Click Save to store your configuration.
Step 5: Assign Users and Test
Back in the Microsoft Entra admin center, go to Users and groups for the QR Dex application and assign the users or groups that should have access. Then return to QR Dex and click Test SSO Connection on the SSO settings page. QR Dex will initiate a SAML authentication flow and report whether the connection was successful.
Dedicated Setup Reference
For a detailed walkthrough with screenshots and advanced configuration options, visit the dedicated Microsoft Entra ID SSO setup page.
Troubleshooting
- AADSTS error codes -- If you see an error code starting with "AADSTS", look it up in the Microsoft error code reference. Common causes include mismatched Reply URLs or expired certificates.
- Reply URL mismatch -- Ensure the Reply URL configured in Microsoft Entra ID exactly matches the SAML callback URL shown in QR Dex. Even a trailing slash difference will cause authentication to fail.

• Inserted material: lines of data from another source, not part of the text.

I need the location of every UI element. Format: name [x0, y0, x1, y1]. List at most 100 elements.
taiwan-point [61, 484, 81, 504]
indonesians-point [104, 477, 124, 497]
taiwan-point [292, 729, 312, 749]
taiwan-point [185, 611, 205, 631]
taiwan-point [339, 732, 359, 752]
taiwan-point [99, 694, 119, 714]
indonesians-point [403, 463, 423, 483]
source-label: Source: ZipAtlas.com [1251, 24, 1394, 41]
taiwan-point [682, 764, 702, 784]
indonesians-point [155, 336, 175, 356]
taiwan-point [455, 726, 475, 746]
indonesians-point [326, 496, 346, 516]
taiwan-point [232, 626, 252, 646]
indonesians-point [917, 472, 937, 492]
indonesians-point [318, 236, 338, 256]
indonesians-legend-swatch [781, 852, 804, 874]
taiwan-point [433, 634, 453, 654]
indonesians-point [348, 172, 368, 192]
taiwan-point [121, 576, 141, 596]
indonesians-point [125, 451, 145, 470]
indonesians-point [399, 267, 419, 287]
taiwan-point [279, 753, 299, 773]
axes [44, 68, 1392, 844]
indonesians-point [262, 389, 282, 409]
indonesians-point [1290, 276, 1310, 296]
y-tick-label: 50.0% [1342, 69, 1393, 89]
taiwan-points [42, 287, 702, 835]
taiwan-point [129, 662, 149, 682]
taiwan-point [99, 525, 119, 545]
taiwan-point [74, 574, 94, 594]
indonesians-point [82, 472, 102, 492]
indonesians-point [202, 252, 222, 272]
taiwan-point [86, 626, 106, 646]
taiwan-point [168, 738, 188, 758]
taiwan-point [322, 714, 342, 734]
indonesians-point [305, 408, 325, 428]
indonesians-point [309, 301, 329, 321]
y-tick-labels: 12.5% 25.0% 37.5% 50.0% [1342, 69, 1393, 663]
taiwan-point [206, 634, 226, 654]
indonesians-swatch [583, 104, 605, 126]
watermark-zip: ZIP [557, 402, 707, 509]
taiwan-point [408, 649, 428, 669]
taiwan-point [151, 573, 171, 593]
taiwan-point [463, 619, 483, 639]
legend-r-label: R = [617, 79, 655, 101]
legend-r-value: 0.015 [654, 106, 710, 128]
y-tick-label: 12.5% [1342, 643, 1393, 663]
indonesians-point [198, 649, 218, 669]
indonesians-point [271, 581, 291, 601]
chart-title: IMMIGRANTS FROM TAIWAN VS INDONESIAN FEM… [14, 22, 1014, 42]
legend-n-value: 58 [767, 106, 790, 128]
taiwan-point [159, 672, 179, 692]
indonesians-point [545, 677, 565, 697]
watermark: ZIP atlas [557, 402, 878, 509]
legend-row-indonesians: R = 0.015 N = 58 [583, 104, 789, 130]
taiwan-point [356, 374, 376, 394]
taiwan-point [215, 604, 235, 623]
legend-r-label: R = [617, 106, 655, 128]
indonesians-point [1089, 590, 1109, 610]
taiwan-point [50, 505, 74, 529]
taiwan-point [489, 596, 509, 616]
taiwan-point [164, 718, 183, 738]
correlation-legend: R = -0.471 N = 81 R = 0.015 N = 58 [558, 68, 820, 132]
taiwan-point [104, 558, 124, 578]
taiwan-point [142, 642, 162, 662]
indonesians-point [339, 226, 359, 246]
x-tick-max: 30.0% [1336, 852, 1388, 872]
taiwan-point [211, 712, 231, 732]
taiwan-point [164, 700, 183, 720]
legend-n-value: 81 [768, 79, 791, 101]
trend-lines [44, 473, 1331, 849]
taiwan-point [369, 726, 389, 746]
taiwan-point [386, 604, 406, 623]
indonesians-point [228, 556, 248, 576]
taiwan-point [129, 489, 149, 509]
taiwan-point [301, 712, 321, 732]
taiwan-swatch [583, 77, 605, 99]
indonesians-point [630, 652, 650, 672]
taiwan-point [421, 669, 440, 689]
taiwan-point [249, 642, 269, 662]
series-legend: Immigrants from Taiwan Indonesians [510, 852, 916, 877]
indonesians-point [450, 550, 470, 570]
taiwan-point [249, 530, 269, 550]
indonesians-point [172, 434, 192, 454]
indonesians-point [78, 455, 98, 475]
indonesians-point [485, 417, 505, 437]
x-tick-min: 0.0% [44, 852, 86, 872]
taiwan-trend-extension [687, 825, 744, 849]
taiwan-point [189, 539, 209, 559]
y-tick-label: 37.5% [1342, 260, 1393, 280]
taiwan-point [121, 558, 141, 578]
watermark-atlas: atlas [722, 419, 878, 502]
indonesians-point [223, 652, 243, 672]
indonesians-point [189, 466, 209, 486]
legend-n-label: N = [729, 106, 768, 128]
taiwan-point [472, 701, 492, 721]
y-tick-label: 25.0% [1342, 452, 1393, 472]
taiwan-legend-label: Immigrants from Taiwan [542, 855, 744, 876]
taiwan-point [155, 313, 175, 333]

- Certificate issues -- Download a fresh copy of the Base64 certificate from Microsoft Entra ID if your current one has expired or was rotated. Update the certificate in QR Dex and save.
- User not assigned -- Verify that the user attempting to log in has been assigned to the QR Dex enterprise application in Microsoft Entra ID, either directly or through a group.
- SSO option not visible -- Confirm that your QR Dex team is on the Enterprise plan. SSO settings are available on the Plus, Pro, and Enterprise plans.